Researchers have identified a mechanism explaining how chronic stress accelerates the growth of breast cancer stem cells.
Increasingly better understood and taken into account by the scientific community, chronic stress has already been the subject of numerous studies. All have demonstrated that a long and intense period of stress can have a lasting effect on the psychological and emotional well-being, as well as the physical health of people who are subjected to it. Previous research had, for example, suggested that exposure to stress could accelerate cancer growth by altering gene activity.
Others have suggested that exposure to stress may accelerate cancer growth due to its impact on gene activity.
New work, led by Dalian University in China and reported in the Journal of Clinical Investigation go further. By conducting a study on mice, its authors discovered how chronic stress could promote the development of breast cancer stem cells.

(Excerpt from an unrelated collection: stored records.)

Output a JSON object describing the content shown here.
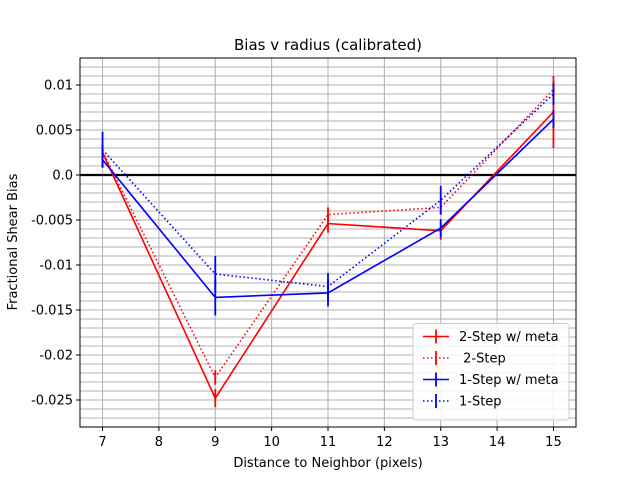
{
  "chart_data": {
    "type": "line",
    "title": "Bias v radius (calibrated)",
    "xlabel": "Distance to Neighbor (pixels)",
    "ylabel": "Fractional Shear Bias",
    "xlim": [
      6.6,
      15.4
    ],
    "ylim": [
      -0.028,
      0.013
    ],
    "x_ticks": [
      7,
      8,
      9,
      10,
      11,
      12,
      13,
      14,
      15
    ],
    "x_tick_labels": [
      "7",
      "8",
      "9",
      "10",
      "11",
      "12",
      "13",
      "14",
      "15"
    ],
    "y_ticks": [
      -0.025,
      -0.02,
      -0.015,
      -0.01,
      -0.005,
      0,
      0.005,
      0.01
    ],
    "y_tick_labels": [
      "-0.025",
      "-0.02",
      "-0.015",
      "-0.01",
      "-0.005",
      "0.0",
      "0.005",
      "0.01"
    ],
    "grid": true,
    "reference_line_y": 0,
    "legend_position": "lower-right",
    "x": [
      7,
      9,
      11,
      13,
      15
    ],
    "series": [
      {
        "name": "2-Step w/ meta",
        "color": "#ff0000",
        "linestyle": "solid",
        "values": [
          0.0025,
          -0.0248,
          -0.0054,
          -0.0062,
          0.007
        ],
        "errors": [
          0.0008,
          0.001,
          0.001,
          0.001,
          0.004
        ]
      },
      {
        "name": " 2-Step",
        "color": "#ff0000",
        "linestyle": "dotted",
        "values": [
          0.0026,
          -0.0225,
          -0.0044,
          -0.0036,
          0.0095
        ],
        "errors": [
          0.0008,
          0.0008,
          0.0008,
          0.0008,
          0.001
        ]
      },
      {
        "name": "1-Step w/ meta",
        "color": "#0000ff",
        "linestyle": "solid",
        "values": [
          0.0017,
          -0.0136,
          -0.0131,
          -0.0059,
          0.0062
        ],
        "errors": [
          0.0008,
          0.002,
          0.0015,
          0.001,
          0.001
        ]
      },
      {
        "name": "1-Step",
        "color": "#0000ff",
        "linestyle": "dotted",
        "values": [
          0.0028,
          -0.011,
          -0.0124,
          -0.0028,
          0.009
        ],
        "errors": [
          0.002,
          0.002,
          0.0015,
          0.0016,
          0.0012
        ]
      }
    ]
  }
}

The role of epinephrine in tumor development
“You can kill all the cells you want in a tumor, but if the stem cells, or mother cells, are not killed, then the tumor will grow and metastasize. This is one of the first studies to specific link between chronic stress and breast cancer stem cell growth,” says Keith Kelley, professor emeritus in the Department of Animal Science and College of Medicine at the University of Illinois, and co-author of the study.
To establish a link between chronic stress and the development of stem cells, the researchers induced chronic stress in mice by placing them for a week in small pens limiting their movements. They were then inoculated with breast cancer cells. The mice were then divided into two groups: a control group and a group of stressed mice locked in small cages for an additional month. The scientists then found that mice suffering from chronic stress had larger and faster growing tumors than those in the control group.
After demonstrating the link between chronic stress, mood swings and increased growth of breast cancer stem cells, scientists turned their attention to the underlying biochemical foundations that cause stress and increase the growth of cancer cells.
For the authors of the study, the explanation is to be found on the side of epinephrine, one of the main stress hormones. They first noticed that epinephrine levels were higher in mice subjected to stress throughout the duration of the experiment, but also in those who had received treatment to inactivate the ADRB2 receptor for the hormone, the tumors were much smaller and had fewer stem cells.
“These data provide a new pathway that explains how elevated epinephrine caused by chronic stress promotes breast cancer progression by acting directly on cancer stem cells,” says Quentin Liu, of the Cancer Institute of Dalian Medical University in China.
Vitamin C, effective in targeting cancerous tumors
The researchers then assessed the clinical significance of their findings by measuring the presence of epinephrine in the blood of 83 breast cancer patients. Women with high levels of the stress hormone had significantly lower overall survival and disease-free survival than patients with low epinephrine.
In a final test, the researchers grew breast cancer cells in the lab and introduced a wide variety of cancer drugs. They discovered that when injected into stressed mice, vitamin C caused cancerous tumors to shrink.
Scientists have suspected the potential of vitamin C in the fight against cancer for decades and several clinical trials have shown positive results. This study provides a new understanding of its action in biochemical pathways relevant to breast cancer patients suffering from chronic stress, say its authors. “Taken together, these results show that vitamin C could be an effective new therapeutic agent for targeting cancer in patients suffering from chronic stress,” Dr. Liu concludes.